Le Pentagone demande 18,2 milliards de dollars pour reconstituer ses stocks de missiles


Principaux renseignements

  • Le Pentagone demande 18,2 milliards de dollars (15,8 milliards d’euros) pour reconstituer les stocks de missiles épuisés par les conflits avec l’Iran.
  • Les intercepteurs haut de gamme tels que le THAAD et le Patriot représentent la majeure partie de ce financement d’urgence.
  • Les experts avertissent que ces montants demandés pourraient ne pas couvrir entièrement les pertes réelles d’armes.

Le ministère américain de la Défense sollicite 18,2 milliards de dollars de fonds d’urgence pour reconstituer les stocks critiques d’intercepteurs et de missiles épuisés lors des conflits avec l’Iran. Ce montant s’inscrit dans le cadre d’une demande de financement d’urgence plus large, d’un montant de 67 milliards de dollars (58 milliards d’euros), soumise aux commissions de défense du Congrès.

Cette demande souligne les préoccupations urgentes liées à l’épuisement des stocks d’armement américain utilisés pour frapper des cibles iraniennes et défendre les bases régionales contre les incursions de missiles et de drones.

Priorité au THAAD et au Patriot

Une part importante du financement est consacrée aux systèmes de défense de pointe. Plus précisément, le Pentagone sollicite 5,75 milliards de dollars (5 milliards d’euros)pour les intercepteurs à haute altitude THAAD de Lockheed Martin et 5,57 milliards de dollars (5 milliards d’euros) pour la version la plus sophistiquée du missile Patriot, le modèle MSE, également connu sous le nom de PAC-3.

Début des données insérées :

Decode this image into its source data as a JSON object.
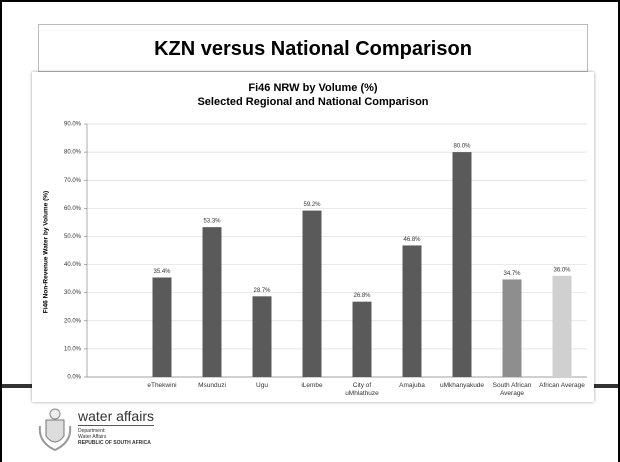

De plus, 1,9 milliard de dollars (1,65 milliard d’euros) sont alloués au SM-6, une arme polyvalente capable de cibler des aéronefs, des navires et des missiles balistiques, y compris le DF-21D chinois, conçu pour détruire les porte-avions. L’importance du SM-6 a été mise en évidence par l’utilisation d’au moins 80 unités contre les rebelles houthis en mer Rouge au cours de l’année 2024.

Autres munitions

Parmi les autres fonds alloués figurent 1,3 milliard de dollars (1,1 milliard d’euros) pour les missiles de croisière Tomahawk et 1 milliard de dollars (870 millions d’euros) pour les intercepteurs SM-3 Block IIA. D’autres demandes portent sur 992 millions de dollars (864 millions d’euros) pour les AMRAAM et 692 millions de dollars (602 millions d’euros) pour le missile de frappe de précision (Precision Strike Missile), qui a récemment connu sa première utilisation au combat contre l’Iran.

Le budget prévoit également 100 millions de dollars (87 millions d’euros) pour le Joint Advanced Tactical Missile, un système air-air classifié qui n’a pas encore été déployé.

Options plus abordables

Le secrétaire à la Défense Pete Hegseth avait précédemment informé la commission des crédits du Sénat qu’un montant de 21 milliards de dollars (18,3 milliards d’euros) était nécessaire pour accélérer l’acquisition à la fois de missiles haut de gamme et d’options plus abordables, telles que les munitions conteneurisées lancées depuis le sol et les JDAM guidés par GPS.

Cependant, ces alternatives moins coûteuses ne représentent que 3 milliards de dollars de la demande totale, la majeure partie du financement étant consacrée aux intercepteurs coûteux et très demandés.

Niveaux d’épuisement

Les analystes militaires suggèrent sur Bloomberg que ces chiffres donnent un aperçu des munitions utilisées pendant le conflit entre le 28 février et le mois d’avril. Alors que l’analyste Chris Park estime que ce financement permettrait d’acquérir des centaines de PAC-3 MSE, de THAAD et de Tomahawk, d’autres experts font valoir que les montants demandés pourraient ne pas couvrir entièrement le nombre total de missiles tirés.

Victoria Burger, ancienne marine à la retraite, a fait remarquer que si les demandes concernant les systèmes Patriot et THAAD correspondent étroitement aux estimations d’utilisation, les fonds alloués aux SM-3, SM-6 et Tomahawks sont probablement inférieurs aux niveaux réels d’épuisement des stocks.